“We wanted to improve the farm and do our bit for the environment” is Manawatu farmer Grant Bell’s response when he’s asked why he converted 4ha of his property into an impressive wetland.
“The wetland is a really effective nutrient and sediment trap. 90% of the farm’s run-off water and streams and drains go through the wetland before it exits the farm,” says Grant, who is into his eighth season running the dairy production.
“It was a wasted area of the farm with wetter, less productive ends of paddocks. Five years ago we developed a 2.5ha area and in the last two years we have extended it so it’s now about 4ha.”

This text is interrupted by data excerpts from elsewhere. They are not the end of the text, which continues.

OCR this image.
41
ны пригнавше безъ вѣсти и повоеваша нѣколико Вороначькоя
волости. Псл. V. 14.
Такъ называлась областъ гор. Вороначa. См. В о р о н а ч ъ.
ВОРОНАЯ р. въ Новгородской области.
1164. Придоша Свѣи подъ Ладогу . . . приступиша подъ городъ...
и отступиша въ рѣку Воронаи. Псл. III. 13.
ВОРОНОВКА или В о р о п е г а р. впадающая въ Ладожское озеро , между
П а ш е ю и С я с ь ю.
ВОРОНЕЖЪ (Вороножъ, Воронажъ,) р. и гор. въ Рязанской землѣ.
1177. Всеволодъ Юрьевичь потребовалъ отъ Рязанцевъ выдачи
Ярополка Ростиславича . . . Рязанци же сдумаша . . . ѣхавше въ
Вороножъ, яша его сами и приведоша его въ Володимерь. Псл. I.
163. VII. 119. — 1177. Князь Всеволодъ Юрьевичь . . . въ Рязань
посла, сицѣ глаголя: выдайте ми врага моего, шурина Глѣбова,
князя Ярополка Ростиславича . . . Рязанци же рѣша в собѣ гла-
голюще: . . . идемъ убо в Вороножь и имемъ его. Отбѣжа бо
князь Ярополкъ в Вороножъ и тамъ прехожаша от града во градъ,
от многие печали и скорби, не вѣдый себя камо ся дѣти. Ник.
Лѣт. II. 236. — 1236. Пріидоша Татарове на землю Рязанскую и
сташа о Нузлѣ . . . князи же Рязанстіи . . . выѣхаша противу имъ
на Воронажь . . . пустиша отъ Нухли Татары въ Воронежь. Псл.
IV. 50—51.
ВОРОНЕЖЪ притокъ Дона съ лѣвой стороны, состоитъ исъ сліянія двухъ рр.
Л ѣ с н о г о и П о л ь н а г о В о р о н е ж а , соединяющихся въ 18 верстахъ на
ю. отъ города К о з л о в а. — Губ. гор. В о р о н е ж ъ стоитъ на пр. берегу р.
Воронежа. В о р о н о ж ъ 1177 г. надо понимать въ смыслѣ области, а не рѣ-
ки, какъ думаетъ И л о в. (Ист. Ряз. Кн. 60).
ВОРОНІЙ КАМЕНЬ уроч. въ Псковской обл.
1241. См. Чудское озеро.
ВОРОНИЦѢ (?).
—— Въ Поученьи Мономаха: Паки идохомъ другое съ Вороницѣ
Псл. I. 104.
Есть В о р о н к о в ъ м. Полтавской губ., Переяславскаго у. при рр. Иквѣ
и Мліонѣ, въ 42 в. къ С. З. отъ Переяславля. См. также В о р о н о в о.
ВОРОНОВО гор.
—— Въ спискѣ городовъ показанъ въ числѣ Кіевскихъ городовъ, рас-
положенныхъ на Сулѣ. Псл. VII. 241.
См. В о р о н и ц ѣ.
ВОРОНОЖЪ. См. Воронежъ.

Wetlands are a critical part of the natural environment but, in the past, were often drained in urban and rural areas so they could be ‘put to better use’. Today, Fonterra encourages farmers to increase riparian, wetland and tree planting as part of good management practice on farm.
The Co-op provides tools such as Farm Environment Plans, which more than a third of its supplying farms in New Zealand now have – on the way to a target of all farms by 2025.

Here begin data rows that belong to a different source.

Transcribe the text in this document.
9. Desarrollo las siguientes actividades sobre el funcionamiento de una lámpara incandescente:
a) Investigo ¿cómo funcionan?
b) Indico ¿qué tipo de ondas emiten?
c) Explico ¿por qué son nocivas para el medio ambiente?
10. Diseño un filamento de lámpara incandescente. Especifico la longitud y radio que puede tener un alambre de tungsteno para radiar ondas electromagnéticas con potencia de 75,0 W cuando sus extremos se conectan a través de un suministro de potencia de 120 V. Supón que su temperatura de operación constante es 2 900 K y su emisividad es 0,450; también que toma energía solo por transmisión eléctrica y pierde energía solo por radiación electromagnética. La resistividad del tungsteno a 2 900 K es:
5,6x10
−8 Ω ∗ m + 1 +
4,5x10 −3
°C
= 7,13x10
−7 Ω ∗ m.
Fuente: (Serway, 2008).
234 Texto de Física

Back on Grant’s farm, which has been in his family for 25 years, the wetland has a combination of native and exotic species and is still a work in progress at about 80% complete.
“Most of the planting has been done by a guy by the name of Ray Richards. He has a company called Land and Habitat and his son has a nursery so he’s able to source seeds and plants from there. He planted the exotic species because they will provide food and berries for birds for more months of the year.”

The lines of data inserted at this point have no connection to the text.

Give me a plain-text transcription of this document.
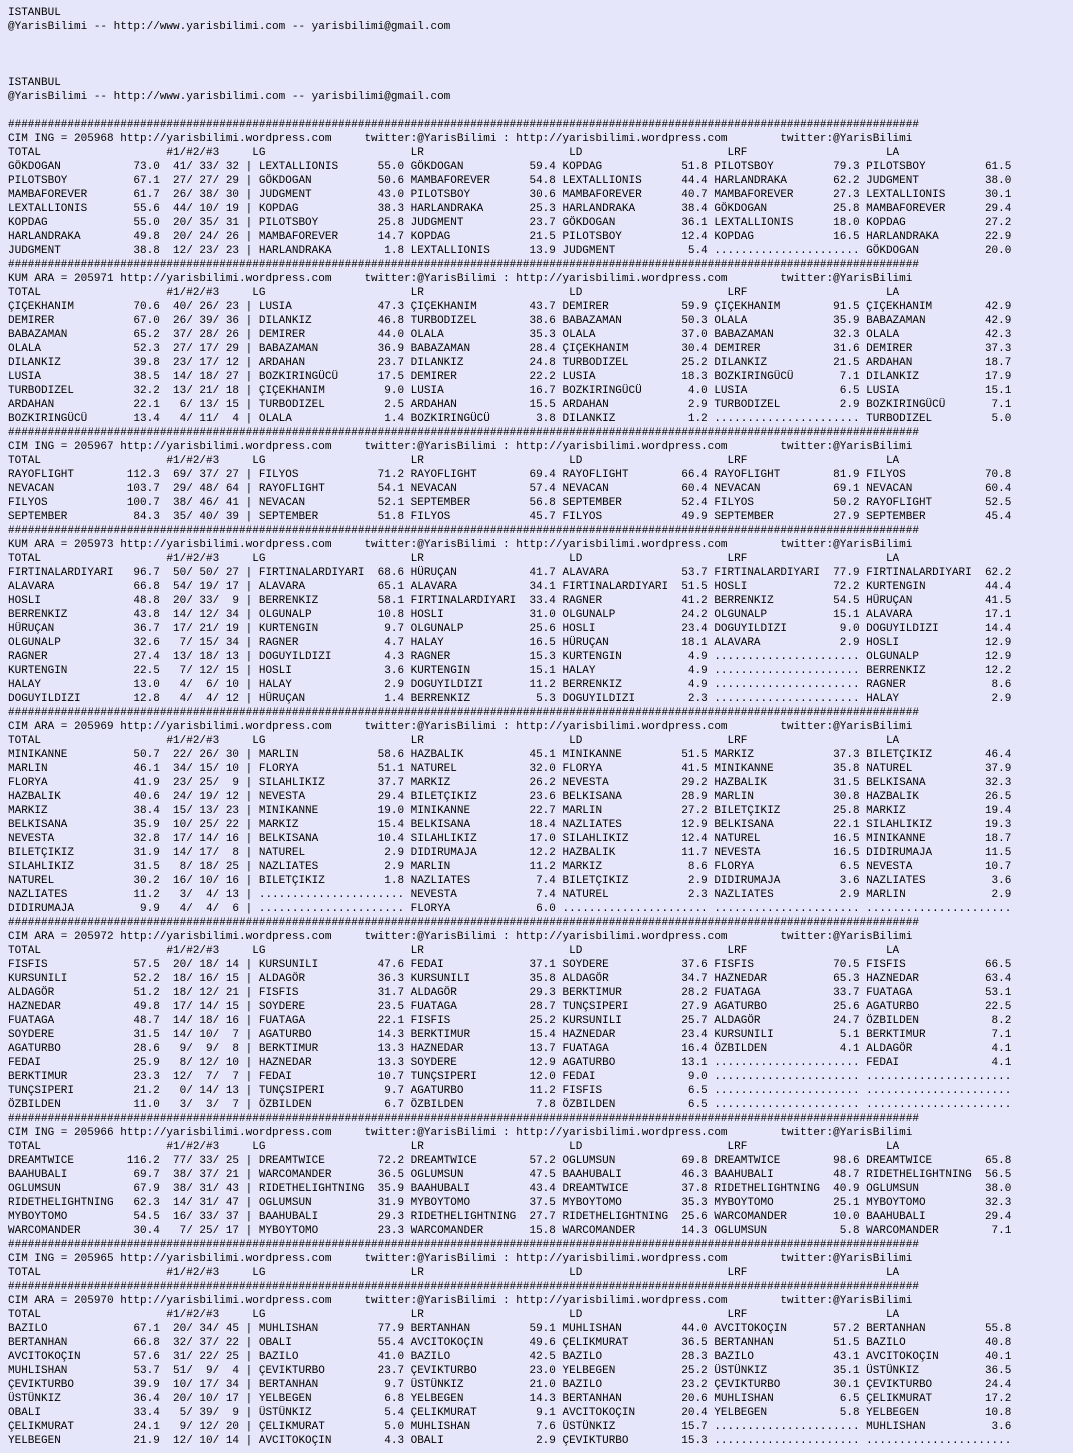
ISTANBUL
@YarisBilimi -- http://www.yarisbilimi.com -- yarisbilimi@gmail.com
ISTANBUL
@YarisBilimi -- http://www.yarisbilimi.com -- yarisbilimi@gmail.com
##########################################################################################################################################
CIM ING = 205968 http://yarisbilimi.wordpress.com     twitter:@YarisBilimi : http://yarisbilimi.wordpress.com        twitter:@YarisBilimi
TOTAL                   #1/#2/#3     LG                      LR                      LD                      LRF                     LA
GÖKDOGAN           73.0  41/ 33/ 32 | LEXTALLIONIS      55.0 GÖKDOGAN          59.4 KOPDAG            51.8 PILOTSBOY         79.3 PILOTSBOY         61.5
PILOTSBOY          67.1  27/ 27/ 29 | GÖKDOGAN          50.6 MAMBAFOREVER      54.8 LEXTALLIONIS      44.4 HARLANDRAKA       62.2 JUDGMENT          38.0
MAMBAFOREVER       61.7  26/ 38/ 30 | JUDGMENT          43.0 PILOTSBOY         30.6 MAMBAFOREVER      40.7 MAMBAFOREVER      27.3 LEXTALLIONIS      30.1
LEXTALLIONIS       55.6  44/ 10/ 19 | KOPDAG            38.3 HARLANDRAKA       25.3 HARLANDRAKA       38.4 GÖKDOGAN          25.8 MAMBAFOREVER      29.4
KOPDAG             55.0  20/ 35/ 31 | PILOTSBOY         25.8 JUDGMENT          23.7 GÖKDOGAN          36.1 LEXTALLIONIS      18.0 KOPDAG            27.2
HARLANDRAKA        49.8  20/ 24/ 26 | MAMBAFOREVER      14.7 KOPDAG            21.5 PILOTSBOY         12.4 KOPDAG            16.5 HARLANDRAKA       22.9
JUDGMENT           38.8  12/ 23/ 23 | HARLANDRAKA        1.8 LEXTALLIONIS      13.9 JUDGMENT           5.4 ...................... GÖKDOGAN          20.0
##########################################################################################################################################
KUM ARA = 205971 http://yarisbilimi.wordpress.com     twitter:@YarisBilimi : http://yarisbilimi.wordpress.com        twitter:@YarisBilimi
TOTAL                   #1/#2/#3     LG                      LR                      LD                      LRF                     LA
ÇIÇEKHANIM         70.6  40/ 26/ 23 | LUSIA             47.3 ÇIÇEKHANIM        43.7 DEMIRER           59.9 ÇIÇEKHANIM        91.5 ÇIÇEKHANIM        42.9
DEMIRER            67.0  26/ 39/ 36 | DILANKIZ          46.8 TURBODIZEL        38.6 BABAZAMAN         50.3 OLALA             35.9 BABAZAMAN         42.9
BABAZAMAN          65.2  37/ 28/ 26 | DEMIRER           44.0 OLALA             35.3 OLALA             37.0 BABAZAMAN         32.3 OLALA             42.3
OLALA              52.3  27/ 17/ 29 | BABAZAMAN         36.9 BABAZAMAN         28.4 ÇIÇEKHANIM        30.4 DEMIRER           31.6 DEMIRER           37.3
DILANKIZ           39.8  23/ 17/ 12 | ARDAHAN           23.7 DILANKIZ          24.8 TURBODIZEL        25.2 DILANKIZ          21.5 ARDAHAN           18.7
LUSIA              38.5  14/ 18/ 27 | BOZKIRINGÜCÜ      17.5 DEMIRER           22.2 LUSIA             18.3 BOZKIRINGÜCÜ       7.1 DILANKIZ          17.9
TURBODIZEL         32.2  13/ 21/ 18 | ÇIÇEKHANIM         9.0 LUSIA             16.7 BOZKIRINGÜCÜ       4.0 LUSIA              6.5 LUSIA             15.1
ARDAHAN            22.1   6/ 13/ 15 | TURBODIZEL         2.5 ARDAHAN           15.5 ARDAHAN            2.9 TURBODIZEL         2.9 BOZKIRINGÜCÜ       7.1
BOZKIRINGÜCÜ       13.4   4/ 11/  4 | OLALA              1.4 BOZKIRINGÜCÜ       3.8 DILANKIZ           1.2 ...................... TURBODIZEL         5.0
##########################################################################################################################################
CIM ING = 205967 http://yarisbilimi.wordpress.com     twitter:@YarisBilimi : http://yarisbilimi.wordpress.com        twitter:@YarisBilimi
TOTAL                   #1/#2/#3     LG                      LR                      LD                      LRF                     LA
RAYOFLIGHT        112.3  69/ 37/ 27 | FILYOS            71.2 RAYOFLIGHT        69.4 RAYOFLIGHT        66.4 RAYOFLIGHT        81.9 FILYOS            70.8
NEVACAN           103.7  29/ 48/ 64 | RAYOFLIGHT        54.1 NEVACAN           57.4 NEVACAN           60.4 NEVACAN           69.1 NEVACAN           60.4
FILYOS            100.7  38/ 46/ 41 | NEVACAN           52.1 SEPTEMBER         56.8 SEPTEMBER         52.4 FILYOS            50.2 RAYOFLIGHT        52.5
SEPTEMBER          84.3  35/ 40/ 39 | SEPTEMBER         51.8 FILYOS            45.7 FILYOS            49.9 SEPTEMBER         27.9 SEPTEMBER         45.4
##########################################################################################################################################
KUM ARA = 205973 http://yarisbilimi.wordpress.com     twitter:@YarisBilimi : http://yarisbilimi.wordpress.com        twitter:@YarisBilimi
TOTAL                   #1/#2/#3     LG                      LR                      LD                      LRF                     LA
FIRTINALARDIYARI   96.7  50/ 50/ 27 | FIRTINALARDIYARI  68.6 HÜRUÇAN           41.7 ALAVARA           53.7 FIRTINALARDIYARI  77.9 FIRTINALARDIYARI  62.2
ALAVARA            66.8  54/ 19/ 17 | ALAVARA           65.1 ALAVARA           34.1 FIRTINALARDIYARI  51.5 HOSLI             72.2 KURTENGIN         44.4
HOSLI              48.8  20/ 33/  9 | BERRENKIZ         58.1 FIRTINALARDIYARI  33.4 RAGNER            41.2 BERRENKIZ         54.5 HÜRUÇAN           41.5
BERRENKIZ          43.8  14/ 12/ 34 | OLGUNALP          10.8 HOSLI             31.0 OLGUNALP          24.2 OLGUNALP          15.1 ALAVARA           17.1
HÜRUÇAN            36.7  17/ 21/ 19 | KURTENGIN          9.7 OLGUNALP          25.6 HOSLI             23.4 DOGUYILDIZI        9.0 DOGUYILDIZI       14.4
OLGUNALP           32.6   7/ 15/ 34 | RAGNER             4.7 HALAY             16.5 HÜRUÇAN           18.1 ALAVARA            2.9 HOSLI             12.9
RAGNER             27.4  13/ 18/ 13 | DOGUYILDIZI        4.3 RAGNER            15.3 KURTENGIN          4.9 ...................... OLGUNALP          12.9
KURTENGIN          22.5   7/ 12/ 15 | HOSLI              3.6 KURTENGIN         15.1 HALAY              4.9 ...................... BERRENKIZ         12.2
HALAY              13.0   4/  6/ 10 | HALAY              2.9 DOGUYILDIZI       11.2 BERRENKIZ          4.9 ...................... RAGNER             8.6
DOGUYILDIZI        12.8   4/  4/ 12 | HÜRUÇAN            1.4 BERRENKIZ          5.3 DOGUYILDIZI        2.3 ...................... HALAY              2.9
##########################################################################################################################################
CIM ARA = 205969 http://yarisbilimi.wordpress.com     twitter:@YarisBilimi : http://yarisbilimi.wordpress.com        twitter:@YarisBilimi
TOTAL                   #1/#2/#3     LG                      LR                      LD                      LRF                     LA
MINIKANNE          50.7  22/ 26/ 30 | MARLIN            58.6 HAZBALIK          45.1 MINIKANNE         51.5 MARKIZ            37.3 BILETÇIKIZ        46.4
MARLIN             46.1  34/ 15/ 10 | FLORYA            51.1 NATUREL           32.0 FLORYA            41.5 MINIKANNE         35.8 NATUREL           37.9
FLORYA             41.9  23/ 25/  9 | SILAHLIKIZ        37.7 MARKIZ            26.2 NEVESTA           29.2 HAZBALIK          31.5 BELKISANA         32.3
HAZBALIK           40.6  24/ 19/ 12 | NEVESTA           29.4 BILETÇIKIZ        23.6 BELKISANA         28.9 MARLIN            30.8 HAZBALIK          26.5
MARKIZ             38.4  15/ 13/ 23 | MINIKANNE         19.0 MINIKANNE         22.7 MARLIN            27.2 BILETÇIKIZ        25.8 MARKIZ            19.4
BELKISANA          35.9  10/ 25/ 22 | MARKIZ            15.4 BELKISANA         18.4 NAZLIATES         12.9 BELKISANA         22.1 SILAHLIKIZ        19.3
NEVESTA            32.8  17/ 14/ 16 | BELKISANA         10.4 SILAHLIKIZ        17.0 SILAHLIKIZ        12.4 NATUREL           16.5 MINIKANNE         18.7
BILETÇIKIZ         31.9  14/ 17/  8 | NATUREL            2.9 DIDIRUMAJA        12.2 HAZBALIK          11.7 NEVESTA           16.5 DIDIRUMAJA        11.5
SILAHLIKIZ         31.5   8/ 18/ 25 | NAZLIATES          2.9 MARLIN            11.2 MARKIZ             8.6 FLORYA             6.5 NEVESTA           10.7
NATUREL            30.2  16/ 10/ 16 | BILETÇIKIZ         1.8 NAZLIATES          7.4 BILETÇIKIZ         2.9 DIDIRUMAJA         3.6 NAZLIATES          3.6
NAZLIATES          11.2   3/  4/ 13 | ...................... NEVESTA            7.4 NATUREL            2.3 NAZLIATES          2.9 MARLIN             2.9
DIDIRUMAJA          9.9   4/  4/  6 | ...................... FLORYA             6.0 ...................... ...................... ......................
##########################################################################################################################################
CIM ARA = 205972 http://yarisbilimi.wordpress.com     twitter:@YarisBilimi : http://yarisbilimi.wordpress.com        twitter:@YarisBilimi
TOTAL                   #1/#2/#3     LG                      LR                      LD                      LRF                     LA
FISFIS             57.5  20/ 18/ 14 | KURSUNILI         47.6 FEDAI             37.1 SOYDERE           37.6 FISFIS            70.5 FISFIS            66.5
KURSUNILI          52.2  18/ 16/ 15 | ALDAGÖR           36.3 KURSUNILI         35.8 ALDAGÖR           34.7 HAZNEDAR          65.3 HAZNEDAR          63.4
ALDAGÖR            51.2  18/ 12/ 21 | FISFIS            31.7 ALDAGÖR           29.3 BERKTIMUR         28.2 FUATAGA           33.7 FUATAGA           53.1
HAZNEDAR           49.8  17/ 14/ 15 | SOYDERE           23.5 FUATAGA           28.7 TUNÇSIPERI        27.9 AGATURBO          25.6 AGATURBO          22.5
FUATAGA            48.7  14/ 18/ 16 | FUATAGA           22.1 FISFIS            25.2 KURSUNILI         25.7 ALDAGÖR           24.7 ÖZBILDEN           8.2
SOYDERE            31.5  14/ 10/  7 | AGATURBO          14.3 BERKTIMUR         15.4 HAZNEDAR          23.4 KURSUNILI          5.1 BERKTIMUR          7.1
AGATURBO           28.6   9/  9/  8 | BERKTIMUR         13.3 HAZNEDAR          13.7 FUATAGA           16.4 ÖZBILDEN           4.1 ALDAGÖR            4.1
FEDAI              25.9   8/ 12/ 10 | HAZNEDAR          13.3 SOYDERE           12.9 AGATURBO          13.1 ...................... FEDAI              4.1
BERKTIMUR          23.3  12/  7/  7 | FEDAI             10.7 TUNÇSIPERI        12.0 FEDAI              9.0 ...................... ......................
TUNÇSIPERI         21.2   0/ 14/ 13 | TUNÇSIPERI         9.7 AGATURBO          11.2 FISFIS             6.5 ...................... ......................
ÖZBILDEN           11.0   3/  3/  7 | ÖZBILDEN           6.7 ÖZBILDEN           7.8 ÖZBILDEN           6.5 ...................... ......................
##########################################################################################################################################
CIM ING = 205966 http://yarisbilimi.wordpress.com     twitter:@YarisBilimi : http://yarisbilimi.wordpress.com        twitter:@YarisBilimi
TOTAL                   #1/#2/#3     LG                      LR                      LD                      LRF                     LA
DREAMTWICE        116.2  77/ 33/ 25 | DREAMTWICE        72.2 DREAMTWICE        57.2 OGLUMSUN          69.8 DREAMTWICE        98.6 DREAMTWICE        65.8
BAAHUBALI          69.7  38/ 37/ 21 | WARCOMANDER       36.5 OGLUMSUN          47.5 BAAHUBALI         46.3 BAAHUBALI         48.7 RIDETHELIGHTNING  56.5
OGLUMSUN           67.9  38/ 31/ 43 | RIDETHELIGHTNING  35.9 BAAHUBALI         43.4 DREAMTWICE        37.8 RIDETHELIGHTNING  40.9 OGLUMSUN          38.0
RIDETHELIGHTNING   62.3  14/ 31/ 47 | OGLUMSUN          31.9 MYBOYTOMO         37.5 MYBOYTOMO         35.3 MYBOYTOMO         25.1 MYBOYTOMO         32.3
MYBOYTOMO          54.5  16/ 33/ 37 | BAAHUBALI         29.3 RIDETHELIGHTNING  27.7 RIDETHELIGHTNING  25.6 WARCOMANDER       10.0 BAAHUBALI         29.4
WARCOMANDER        30.4   7/ 25/ 17 | MYBOYTOMO         23.3 WARCOMANDER       15.8 WARCOMANDER       14.3 OGLUMSUN           5.8 WARCOMANDER        7.1
##########################################################################################################################################
CIM ING = 205965 http://yarisbilimi.wordpress.com     twitter:@YarisBilimi : http://yarisbilimi.wordpress.com        twitter:@YarisBilimi
TOTAL                   #1/#2/#3     LG                      LR                      LD                      LRF                     LA
##########################################################################################################################################
CIM ARA = 205970 http://yarisbilimi.wordpress.com     twitter:@YarisBilimi : http://yarisbilimi.wordpress.com        twitter:@YarisBilimi
TOTAL                   #1/#2/#3     LG                      LR                      LD                      LRF                     LA
BAZILO             67.1  20/ 34/ 45 | MUHLISHAN         77.9 BERTANHAN         59.1 MUHLISHAN         44.0 AVCITOKOÇIN       57.2 BERTANHAN         55.8
BERTANHAN          66.8  32/ 37/ 22 | OBALI             55.4 AVCITOKOÇIN       49.6 ÇELIKMURAT        36.5 BERTANHAN         51.5 BAZILO            40.8
AVCITOKOÇIN        57.6  31/ 22/ 25 | BAZILO            41.0 BAZILO            42.5 BAZILO            28.3 BAZILO            43.1 AVCITOKOÇIN       40.1
MUHLISHAN          53.7  51/  9/  4 | ÇEVIKTURBO        23.7 ÇEVIKTURBO        23.0 YELBEGEN          25.2 ÜSTÜNKIZ          35.1 ÜSTÜNKIZ          36.5
ÇEVIKTURBO         39.9  10/ 17/ 34 | BERTANHAN          9.7 ÜSTÜNKIZ          21.0 BAZILO            23.2 ÇEVIKTURBO        30.1 ÇEVIKTURBO        24.4
ÜSTÜNKIZ           36.4  20/ 10/ 17 | YELBEGEN           6.8 YELBEGEN          14.3 BERTANHAN         20.6 MUHLISHAN          6.5 ÇELIKMURAT        17.2
OBALI              33.4   5/ 39/  9 | ÜSTÜNKIZ           5.4 ÇELIKMURAT         9.1 AVCITOKOÇIN       20.4 YELBEGEN           5.8 YELBEGEN          10.8
ÇELIKMURAT         24.1   9/ 12/ 20 | ÇELIKMURAT         5.0 MUHLISHAN          7.6 ÜSTÜNKIZ          15.7 ...................... MUHLISHAN          3.6
YELBEGEN           21.9  12/ 10/ 14 | AVCITOKOÇIN        4.3 OBALI              2.9 ÇEVIKTURBO        15.3 ...................... ......................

Of course, none of this work comes cheap and Grant reckons he’s spent about $100,000 on developing the wetland.
“For the first 2.5ha we didn’t qualify for any help from Horizons Regional Council. They only fund riparian planting, not wetlands. But the second portion runs along a drain so it does qualify and we’ve split the cost 50/50 with the council.”
He has some simple advice for other farmers who want to follow his lead.
“Do little and often. You don’t need to do it all at once. Make a start and just chip away when you can and when you can afford it.”
Fonterra’s approach to on-farm sustainability – The Cooperative Difference – helps recognise farmers who go beyond the minimum requirements to supply high-quality milk, care for their animals, protect the environment, and support their community.
The Co-op also works alongside farmers through initiatives like its Living Water partnership with DOC and its Sustainable Catchments programme to protect and restore the country’s rivers, lakes, wetlands and estuaries.